Periods of Greek language
The Greek language is conventionally divided into the following periods:
Proto-Greek: the last unrecorded but assumed ancestor of all known varieties of Greek. Proto-Greek speakers possibly entered the Greek peninsula in the early 2nd millennium BC. Since then, Greek has been spoken uninterruptedly in Greece.
Mycenaean Greek: the language of the Mycenaean civilization. It is recorded in the Linear B script on tablets dating from the 15th or 14th century BC onwards.
Ancient Greek: in its various dialects was the language of the Archaic and Classical periods of the ancient Greek civilization. It was widely known throughout the Roman Empire. Ancient Greek fell into disuse in western Europe in the Middle Ages, but remained officially in use in the Byzantine world, and was reintroduced to the rest of Europe with the Fall of Constantinople and Greek migration to the areas of Italy.
Koine Greek: The fusion of various ancient Greek dialects with Attic, the dialect of Athens, resulted in the creation of the first common Greek dialect, which became a lingua franca across Eastern Mediterranean and Near East. Koine Greek can be initially traced within the armies and conquered territories of Alexander the Great, but after the Hellenistic colonization of the known world, it was spoken from Egypt to the fringes of India. After the Roman conquest of Greece, an unofficial diglossy of Greek and Latin was established in the city of Rome and Koine Greek became a first or second language in the Roman Empire. The origin of Christianity can also be traced through Koine Greek, as the Apostles used it to preach in Greece and the Greek-speaking world. It is also known as the Alexandrian dialect, Post-Classical Greek or even New Testament Greek, as it was the original language the New Testament was written in. Even the Old Testament was translated into the same language via the Septuagint.
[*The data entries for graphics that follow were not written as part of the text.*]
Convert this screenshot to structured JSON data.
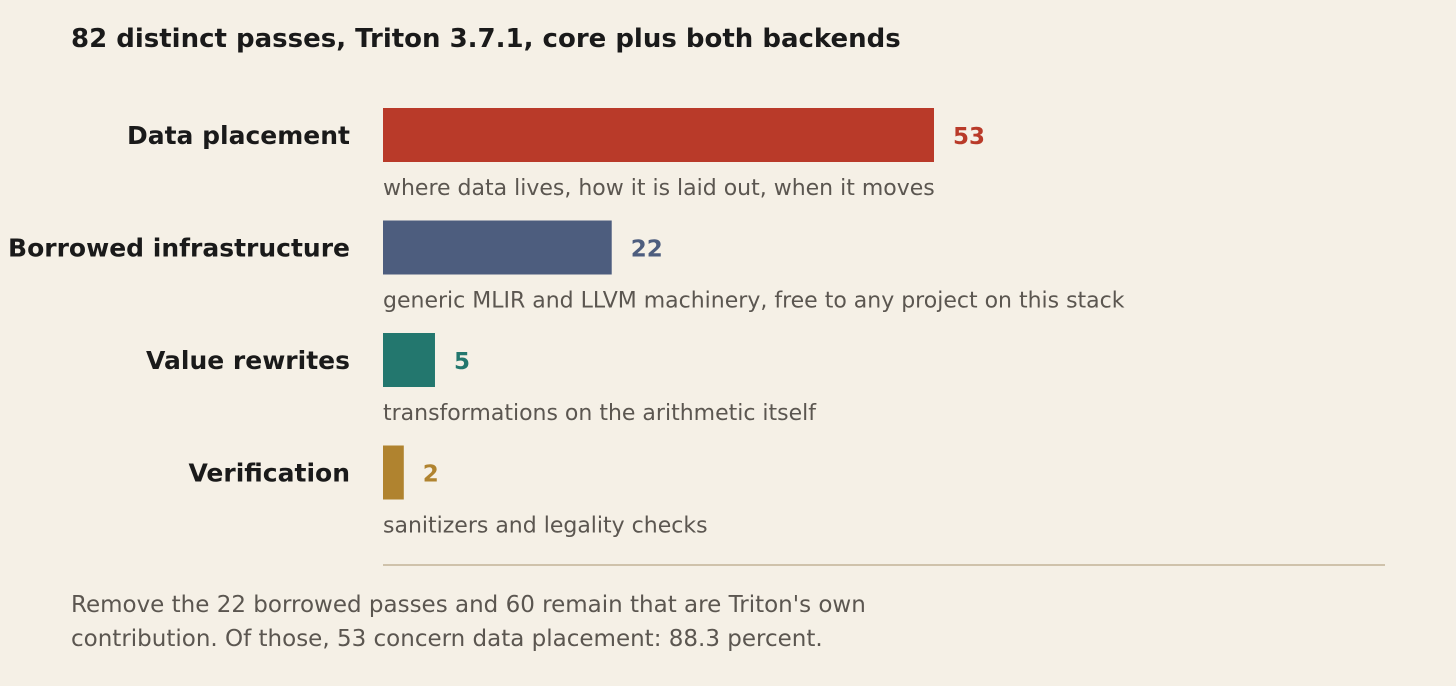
{
  "chart_data": {
    "type": "bar",
    "orientation": "horizontal",
    "title": "82 distinct passes, Triton 3.7.1, core plus both backends",
    "categories": [
      "Data placement",
      "Borrowed infrastructure",
      "Value rewrites",
      "Verification"
    ],
    "values": [
      53,
      22,
      5,
      2
    ],
    "descriptions": [
      "where data lives, how it is laid out, when it moves",
      "generic MLIR and LLVM machinery, free to any project on this stack",
      "transformations on the arithmetic itself",
      "sanitizers and legality checks"
    ],
    "colors": [
      "#b93a29",
      "#4d5d7e",
      "#23776e",
      "#b0832f"
    ],
    "xlim": [
      0,
      53
    ],
    "grid": false,
    "legend": "none"
  },
  "footnote": {
    "line1": "Remove the 22 borrowed passes and 60 remain that are Triton's own",
    "line2": "contribution. Of those, 53 concern data placement: 88.3 percent."
  }
}
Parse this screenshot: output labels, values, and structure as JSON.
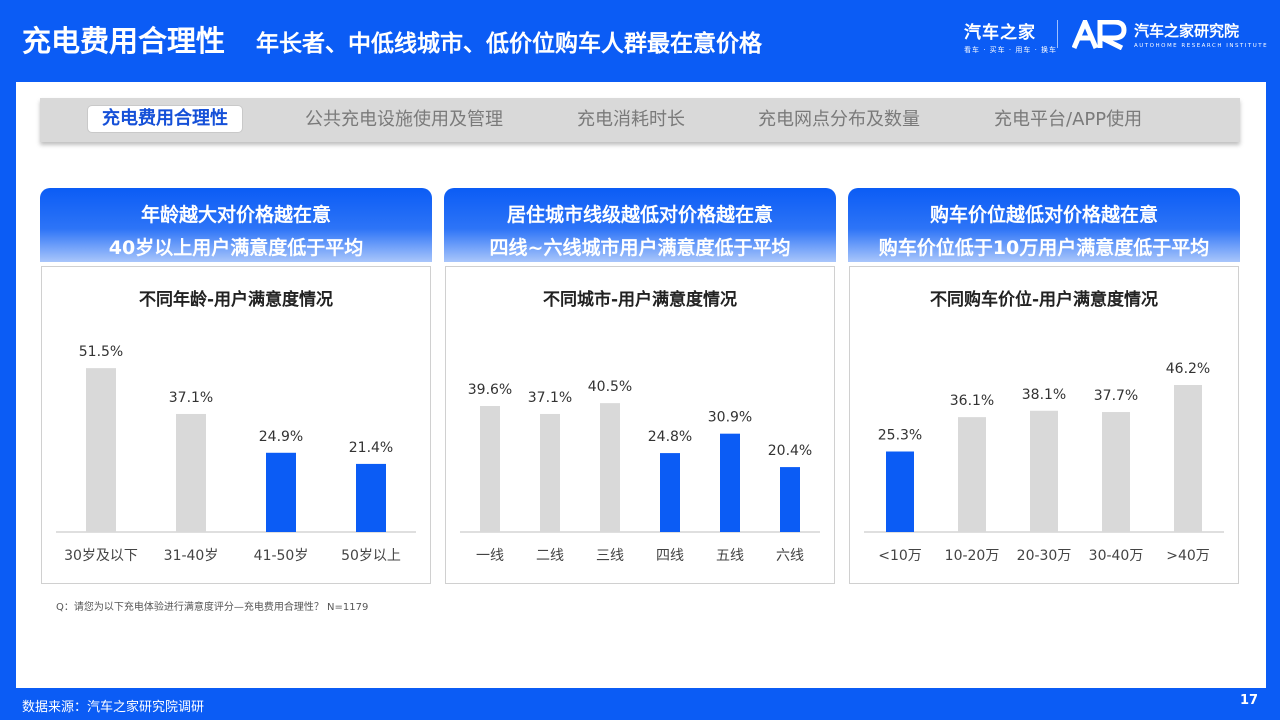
{
  "header": {
    "title": "充电费用合理性",
    "subtitle": "年长者、中低线城市、低价位购车人群最在意价格",
    "logo1_main": "汽车之家",
    "logo1_tagline": "看车 · 买车 · 用车 · 换车",
    "logo2_main": "汽车之家研究院",
    "logo2_tagline": "AUTOHOME RESEARCH INSTITUTE"
  },
  "tabs": [
    {
      "label": "充电费用合理性",
      "active": true
    },
    {
      "label": "公共充电设施使用及管理",
      "active": false
    },
    {
      "label": "充电消耗时长",
      "active": false
    },
    {
      "label": "充电网点分布及数量",
      "active": false
    },
    {
      "label": "充电平台/APP使用",
      "active": false
    }
  ],
  "cards": [
    {
      "heading_line1": "年龄越大对价格越在意",
      "heading_line2": "40岁以上用户满意度低于平均"
    },
    {
      "heading_line1": "居住城市线级越低对价格越在意",
      "heading_line2": "四线~六线城市用户满意度低于平均"
    },
    {
      "heading_line1": "购车价位越低对价格越在意",
      "heading_line2": "购车价位低于10万用户满意度低于平均"
    }
  ],
  "colors": {
    "highlight": "#0b5cf5",
    "normal": "#d9d9d9",
    "axis": "#bfbfbf"
  },
  "chart_data": [
    {
      "type": "bar",
      "title": "不同年龄-用户满意度情况",
      "categories": [
        "30岁及以下",
        "31-40岁",
        "41-50岁",
        "50岁以上"
      ],
      "values": [
        51.5,
        37.1,
        24.9,
        21.4
      ],
      "labels": [
        "51.5%",
        "37.1%",
        "24.9%",
        "21.4%"
      ],
      "highlight": [
        false,
        false,
        true,
        true
      ],
      "ylim": [
        0,
        55
      ]
    },
    {
      "type": "bar",
      "title": "不同城市-用户满意度情况",
      "categories": [
        "一线",
        "二线",
        "三线",
        "四线",
        "五线",
        "六线"
      ],
      "values": [
        39.6,
        37.1,
        40.5,
        24.8,
        30.9,
        20.4
      ],
      "labels": [
        "39.6%",
        "37.1%",
        "40.5%",
        "24.8%",
        "30.9%",
        "20.4%"
      ],
      "highlight": [
        false,
        false,
        false,
        true,
        true,
        true
      ],
      "ylim": [
        0,
        55
      ]
    },
    {
      "type": "bar",
      "title": "不同购车价位-用户满意度情况",
      "categories": [
        "<10万",
        "10-20万",
        "20-30万",
        "30-40万",
        ">40万"
      ],
      "values": [
        25.3,
        36.1,
        38.1,
        37.7,
        46.2
      ],
      "labels": [
        "25.3%",
        "36.1%",
        "38.1%",
        "37.7%",
        "46.2%"
      ],
      "highlight": [
        true,
        false,
        false,
        false,
        false
      ],
      "ylim": [
        0,
        55
      ]
    }
  ],
  "footnote": "Q：请您为以下充电体验进行满意度评分—充电费用合理性？ N=1179",
  "source": "数据来源：汽车之家研究院调研",
  "page_number": "17"
}
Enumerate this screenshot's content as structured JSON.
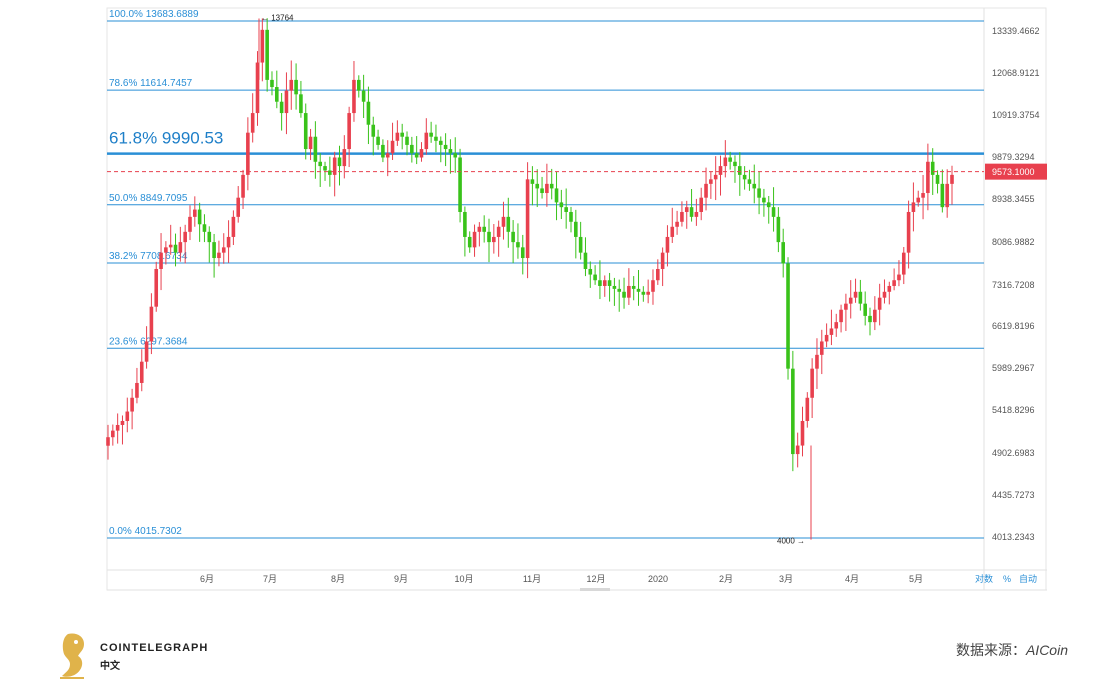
{
  "chart_data": {
    "type": "candlestick",
    "x_labels": [
      "6月",
      "7月",
      "8月",
      "9月",
      "10月",
      "11月",
      "12月",
      "2020",
      "2月",
      "3月",
      "4月",
      "5月"
    ],
    "y_ticks": [
      "13339.4662",
      "12068.9121",
      "10919.3754",
      "9879.3294",
      "8938.3455",
      "8086.9882",
      "7316.7208",
      "6619.8196",
      "5989.2967",
      "5418.8296",
      "4902.6983",
      "4435.7273",
      "4013.2343"
    ],
    "ylim": [
      3800,
      14500
    ],
    "current_price": "9573.1000",
    "current_price_value": 9573.1,
    "fib_levels": [
      {
        "label": "100.0% 13683.6889",
        "value": 13683.6889
      },
      {
        "label": "78.6% 11614.7457",
        "value": 11614.7457
      },
      {
        "label": "61.8% 9990.53",
        "value": 9990.53,
        "highlight": true
      },
      {
        "label": "50.0% 8849.7095",
        "value": 8849.7095
      },
      {
        "label": "38.2% 7708.6734",
        "value": 7708.6734
      },
      {
        "label": "23.6% 6297.3684",
        "value": 6297.3684
      },
      {
        "label": "0.0% 4015.7302",
        "value": 4015.7302
      }
    ],
    "annotations": [
      {
        "text": "← 13764",
        "value": 13764
      },
      {
        "text": "4000 →",
        "value": 4000
      }
    ],
    "closes": [
      5100,
      5180,
      5250,
      5300,
      5420,
      5600,
      5800,
      6100,
      6400,
      6950,
      7600,
      7900,
      8000,
      8050,
      7900,
      8100,
      8300,
      8600,
      8750,
      8450,
      8300,
      8100,
      7800,
      7900,
      8000,
      8200,
      8600,
      9000,
      9500,
      10500,
      11000,
      12400,
      13400,
      11900,
      11700,
      11300,
      11000,
      11600,
      11900,
      11500,
      11000,
      10100,
      10400,
      9800,
      9700,
      9600,
      9500,
      9900,
      9700,
      10100,
      11000,
      11900,
      11600,
      11300,
      10700,
      10400,
      10200,
      9900,
      10000,
      10300,
      10500,
      10400,
      10200,
      10000,
      9900,
      10100,
      10500,
      10400,
      10300,
      10200,
      10100,
      10000,
      9900,
      8700,
      8200,
      8000,
      8300,
      8400,
      8300,
      8100,
      8200,
      8400,
      8600,
      8300,
      8100,
      8000,
      7800,
      9400,
      9300,
      9200,
      9100,
      9300,
      9200,
      8900,
      8800,
      8700,
      8500,
      8200,
      7900,
      7600,
      7500,
      7400,
      7300,
      7400,
      7300,
      7250,
      7200,
      7100,
      7300,
      7250,
      7200,
      7150,
      7200,
      7400,
      7600,
      7900,
      8200,
      8400,
      8500,
      8700,
      8800,
      8600,
      8700,
      9000,
      9300,
      9400,
      9500,
      9700,
      9900,
      9800,
      9700,
      9500,
      9400,
      9300,
      9200,
      9000,
      8900,
      8800,
      8600,
      8100,
      7700,
      6000,
      4900,
      5000,
      5300,
      5600,
      6000,
      6200,
      6400,
      6500,
      6600,
      6700,
      6900,
      7000,
      7100,
      7200,
      7000,
      6800,
      6700,
      6900,
      7100,
      7200,
      7300,
      7400,
      7500,
      7900,
      8700,
      8900,
      9000,
      9100,
      9800,
      9500,
      9300,
      8800,
      9300,
      9500
    ],
    "up_color": "#e8404e",
    "down_color": "#39c21a",
    "fib_color": "#2a8fd6"
  },
  "controls": {
    "log": "对数",
    "pct": "%",
    "auto": "自动"
  },
  "footer": {
    "logo_title": "COINTELEGRAPH",
    "logo_sub": "中文",
    "source_prefix": "数据来源：",
    "source_name": "AICoin"
  }
}
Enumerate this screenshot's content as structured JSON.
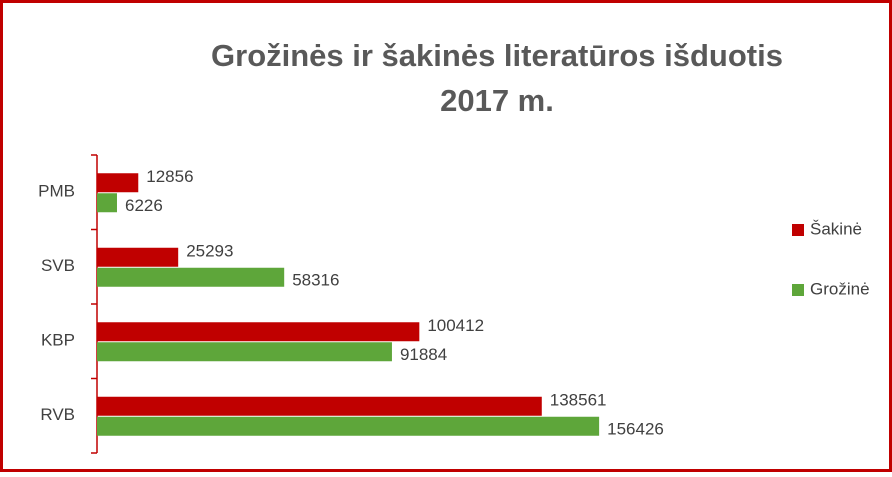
{
  "chart_data": {
    "type": "bar",
    "orientation": "horizontal",
    "title": [
      "Grožinės ir šakinės literatūros išduotis",
      "2017 m."
    ],
    "categories": [
      "PMB",
      "SVB",
      "KBP",
      "RVB"
    ],
    "series": [
      {
        "name": "Šakinė",
        "color": "#c00000",
        "values": [
          12856,
          25293,
          100412,
          138561
        ]
      },
      {
        "name": "Grožinė",
        "color": "#5ea63a",
        "values": [
          6226,
          58316,
          91884,
          156426
        ]
      }
    ],
    "xlim": [
      0,
      200000
    ],
    "legend": "right",
    "grid": false
  }
}
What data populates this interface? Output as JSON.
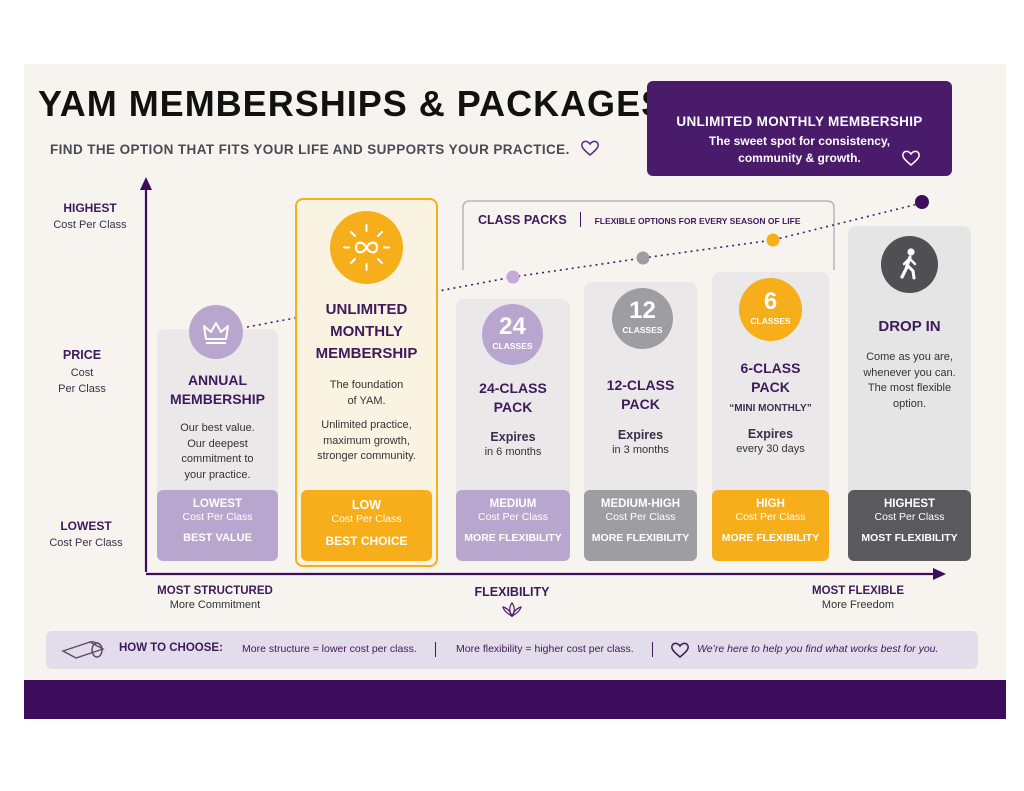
{
  "header": {
    "title": "YAM MEMBERSHIPS & PACKAGES",
    "subtitle": "FIND THE OPTION THAT FITS YOUR LIFE AND SUPPORTS YOUR PRACTICE.",
    "subtitle_icon": "heart-outline-icon"
  },
  "callout": {
    "title": "UNLIMITED MONTHLY MEMBERSHIP",
    "text": "The sweet spot for consistency, community & growth.",
    "icon": "heart-outline-icon"
  },
  "y_axis": {
    "top": {
      "bold": "HIGHEST",
      "sub": "Cost Per Class"
    },
    "middle": {
      "bold": "PRICE",
      "sub1": "Cost",
      "sub2": "Per Class"
    },
    "bottom": {
      "bold": "LOWEST",
      "sub": "Cost Per Class"
    }
  },
  "x_axis": {
    "left": {
      "bold": "MOST STRUCTURED",
      "sub": "More Commitment"
    },
    "center": {
      "bold": "FLEXIBILITY",
      "icon": "lotus-icon"
    },
    "right": {
      "bold": "MOST FLEXIBLE",
      "sub": "More Freedom"
    }
  },
  "class_packs_header": {
    "label": "CLASS PACKS",
    "sub": "FLEXIBLE OPTIONS FOR EVERY SEASON OF LIFE"
  },
  "options": [
    {
      "id": "annual",
      "icon": "crown-icon",
      "title_l1": "ANNUAL",
      "title_l2": "MEMBERSHIP",
      "desc": [
        "Our best value.",
        "Our deepest",
        "commitment to",
        "your practice."
      ],
      "badge": {
        "level": "LOWEST",
        "cost": "Cost Per Class",
        "tag": "BEST VALUE"
      }
    },
    {
      "id": "unlimited",
      "icon": "infinity-sun-icon",
      "title_l1": "UNLIMITED",
      "title_l2": "MONTHLY",
      "title_l3": "MEMBERSHIP",
      "desc_a": [
        "The foundation",
        "of YAM."
      ],
      "desc_b": [
        "Unlimited practice,",
        "maximum growth,",
        "stronger community."
      ],
      "badge": {
        "level": "LOW",
        "cost": "Cost Per Class",
        "tag": "BEST CHOICE"
      }
    },
    {
      "id": "pack24",
      "number": "24",
      "number_label": "CLASSES",
      "title_l1": "24-CLASS",
      "title_l2": "PACK",
      "expires": "Expires",
      "expires_sub": "in 6 months",
      "badge": {
        "level": "MEDIUM",
        "cost": "Cost Per Class",
        "tag": "MORE FLEXIBILITY"
      }
    },
    {
      "id": "pack12",
      "number": "12",
      "number_label": "CLASSES",
      "title_l1": "12-CLASS",
      "title_l2": "PACK",
      "expires": "Expires",
      "expires_sub": "in 3 months",
      "badge": {
        "level": "MEDIUM-HIGH",
        "cost": "Cost Per Class",
        "tag": "MORE FLEXIBILITY"
      }
    },
    {
      "id": "pack6",
      "number": "6",
      "number_label": "CLASSES",
      "title_l1": "6-CLASS",
      "title_l2": "PACK",
      "subtitle": "“MINI MONTHLY”",
      "expires": "Expires",
      "expires_sub": "every 30 days",
      "badge": {
        "level": "HIGH",
        "cost": "Cost Per Class",
        "tag": "MORE FLEXIBILITY"
      }
    },
    {
      "id": "dropin",
      "icon": "walking-person-icon",
      "title_l1": "DROP IN",
      "desc": [
        "Come as you are,",
        "whenever you can.",
        "The most flexible",
        "option."
      ],
      "badge": {
        "level": "HIGHEST",
        "cost": "Cost Per Class",
        "tag": "MOST FLEXIBILITY"
      }
    }
  ],
  "how_to_choose": {
    "icon": "yoga-mat-icon",
    "label": "HOW TO CHOOSE:",
    "tip1": "More structure = lower cost per class.",
    "tip2": "More flexibility = higher cost per class.",
    "tip3_icon": "heart-outline-icon",
    "tip3": "We’re here to help you find what works best for you."
  },
  "colors": {
    "purple_dark": "#3d0d5c",
    "purple_light": "#b9a6cf",
    "gold": "#f6ae1a",
    "gray": "#9e9ea2",
    "charcoal": "#5a5a5e",
    "card_bg": "#ebe8ea"
  }
}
Medieval Greek, also known as Byzantine Greek: the continuation of Koine Greek during Byzantine Greece, up to the demise of the Byzantine Empire in the 15th century. Medieval Greek is a cover term for a whole continuum of different speech and writing styles, ranging from vernacular continuations of spoken Koine that were already approaching Modern Greek in many respects, to highly learned forms imitating classical Attic. Much of the written Greek that was used as the official language of the Byzantine Empire was an eclectic middle-ground variety based on the tradition of written Koine.
Modern Greek: Stemming from Medieval Greek, Modern Greek usages can be traced in the Byzantine period, as early as the 11th century. It is the language used by modern Greeks and apart from Standard Modern Greek, there are several dialects of it.